Une crise de la régulation plutôt qu'une crise morale

Par Pascal Bello, directeur général de l'agence BMJ Ratings.

Depuis la crise de cette fin d'été 2008, pléthoriques ont été les initiatives nous expliquant les raisons du phénomène et les solutions à apporter. Des excès succédant aux excès, nous avons vu intervenir les tenants de toute une série de théories économiques, fiscales ou budgétaires. Parmi ceux-ci, les défenseurs de la théorie de la décroissance qui nous affirment que l'événement était prévisible et que la seule réponse à la crise est celle du retour à une économie minimaliste. D'autres experts encore nous parlent de crise morale et de leur intention d'injecter plus de réglementation.

C'est d'abord d'une gouvernance mondiale digne de ce nom dont nous avons besoin. La régulation des marchés et la création d'une autorité de tutelle me paraissent plus appropriées au règlement du problème qui se pose aujourd'hui. Le signal est venu du président de l'Union européenne lui même qui a exprimé le souhait de mettre les acteurs économiques devant leurs responsabilités. Il a notamment stigmatisé les agences de notation qui émettent des avis et des opinions sur des entreprises avec lesquelles elles partagent des intérêts. Après quelques semaines d'instruction de cette crise on constate que c'est bien cela le problème. Sur le terrain de jeu de l'économie mondialisée, les organes ou les instances de contrôle aux compétences techniques existent. Mais ils ont failli dans leurs tâches car la confusion des genres règne et les règles ne s'appliquent pas efficacement en termes de répartition des rôles et de définition des responsabilités, faute de supervision globale.

A quoi doivent aboutir ce qu'on appelle déjà les accords de "Bretton Woods bis" qui vont se tenir en novembre prochain, vraisemblablement aux Etats-Unis ? Il me semble qu'il convient de travailler à l'atteinte de trois objectifs.

Exiger l'indépendance des acteurs du contrôle. Le contrôle étant entendu sur un plan technique et réglementaire Les dirigeants d'entreprises bancaires ou industrielles le savent ; les agences de notation n'agissent pas toutes en pleine indépendance dans l'exercice de leur métier. Il en va ainsi des agences de notation financières comme des agences de notation extra-financières. Ce principe est pourtant essentiel ; il convient de l'adopter comme une règle universelle. L'agrément pourrait être octroyé à l'agence ou lui être retiré en fonction des gages d'indépendance fournis. L'agence doit être libre de toute influence capitalistique, directe ou indirecte. Le travail des analystes s'en trouverait facilité et fiabilisé.

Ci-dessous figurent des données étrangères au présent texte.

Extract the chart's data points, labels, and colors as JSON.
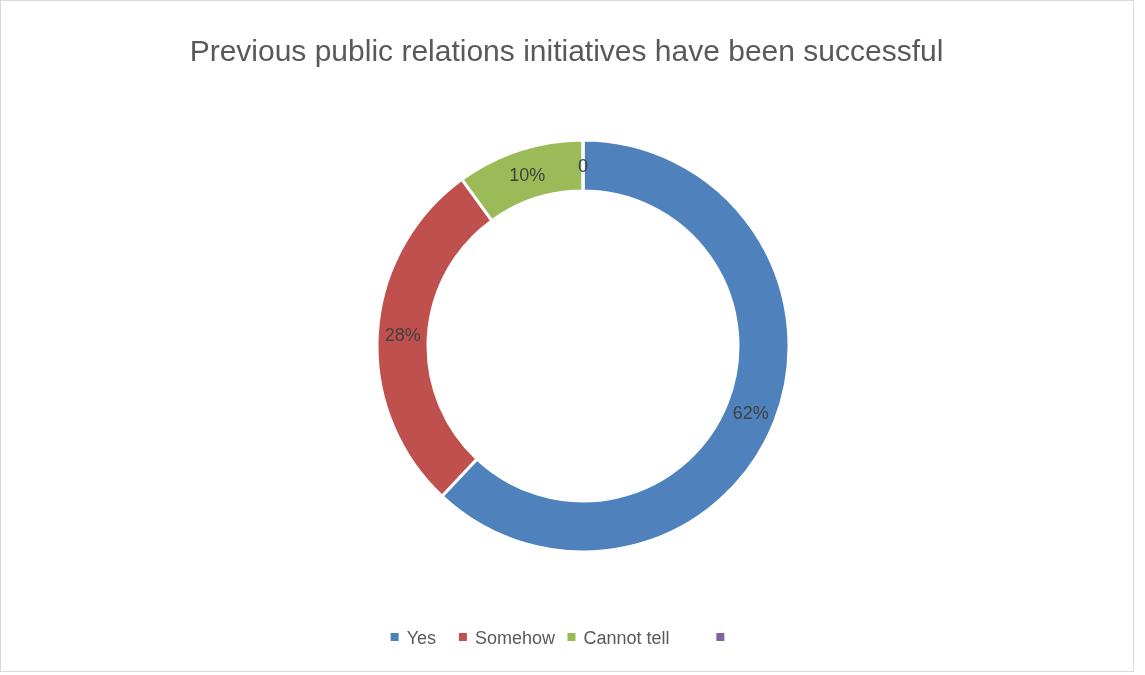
{
  "chart_data": {
    "type": "donut",
    "title": "Previous public relations initiatives have been successful",
    "categories": [
      "Yes",
      "Somehow",
      "Cannot tell",
      null
    ],
    "values": [
      62,
      28,
      10,
      0
    ],
    "value_labels": [
      "62%",
      "28%",
      "10%",
      "0"
    ],
    "colors": [
      "#4f81bd",
      "#c0504d",
      "#9bbb59",
      "#8064a2"
    ],
    "legend": "bottom"
  }
}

Garantir la transparence de l'information. Le chantier de la transparence est probablement le plus lourd à mettre en ?uvre car il rompt avec des décennies de pratiques bancaires, financières et commerciales. Bien sûr, il serait illusoire de vouloir résoudre ce problème dans les prochaines semaines, mais des objectifs de mise en ?uvre peuvent être rapidement décidés et adoptés. En l'occurrence, on l'aura compris, le problème est moins technique que politique. Cette transparence concerne la publication des travaux d'évaluation qui sont menés et leurs rétributions et se matérialise par un accès libre aux outils d'analyse et d'évaluation afin que chacun se fasse une opinion sur la pertinence des risques encourus.

Déployer la responsabilisation des acteurs économiques. Dans un système libéral quel qu'il soit, totalement libre ou régulé, la responsabilité des décideurs doit être pleine et entière et les systèmes de rétribution qui l'accompagnent doivent être cohérents et adaptés aux performances réalisées, y compris dans le cas de défaillance ou de non atteinte des objectifs. Il y a deux vertus évidentes à ce principe. Outre la gestion plus saine de l'allocation des ressources qu'il suggère, en appliquant une "juste" rétribution, il constitue également un garde-fou important et un rappel pour ceux qui jusqu'à présent manipulaient les règles du jeu sans se soucier de la sanction du risque encouru pour eux mêmes. Individualiser les profits et les bénéfices et ne mutualiser que les pertes et les déficits ne peut plus être le principe de gestion qui anime la rémunération des dirigeants.

Personne ne peut dire aujourd'hui de quoi accouchera la conférence mondiale organisée le 15 novembre prochain. Toutefois, il est fort à parier que ces trois objectifs seront débattus. Il n'est nullement obligatoire que ce rendez-vous historique soit technique. En revanche, il est nécessaire que la politique agisse et que le courage qui l'accompagne soit le déterminant des décisions prises.

Débarrassons nous de cette crise qui mobilise l'attention de tous et les énergies sur des problématiques qui restent largement "virtuelles" pour nous atteler à en gérer les conséquences économiques concrètes et nous concentrer sur les véritables sujets tangibles que sont ceux de l'environnement et du changement climatique.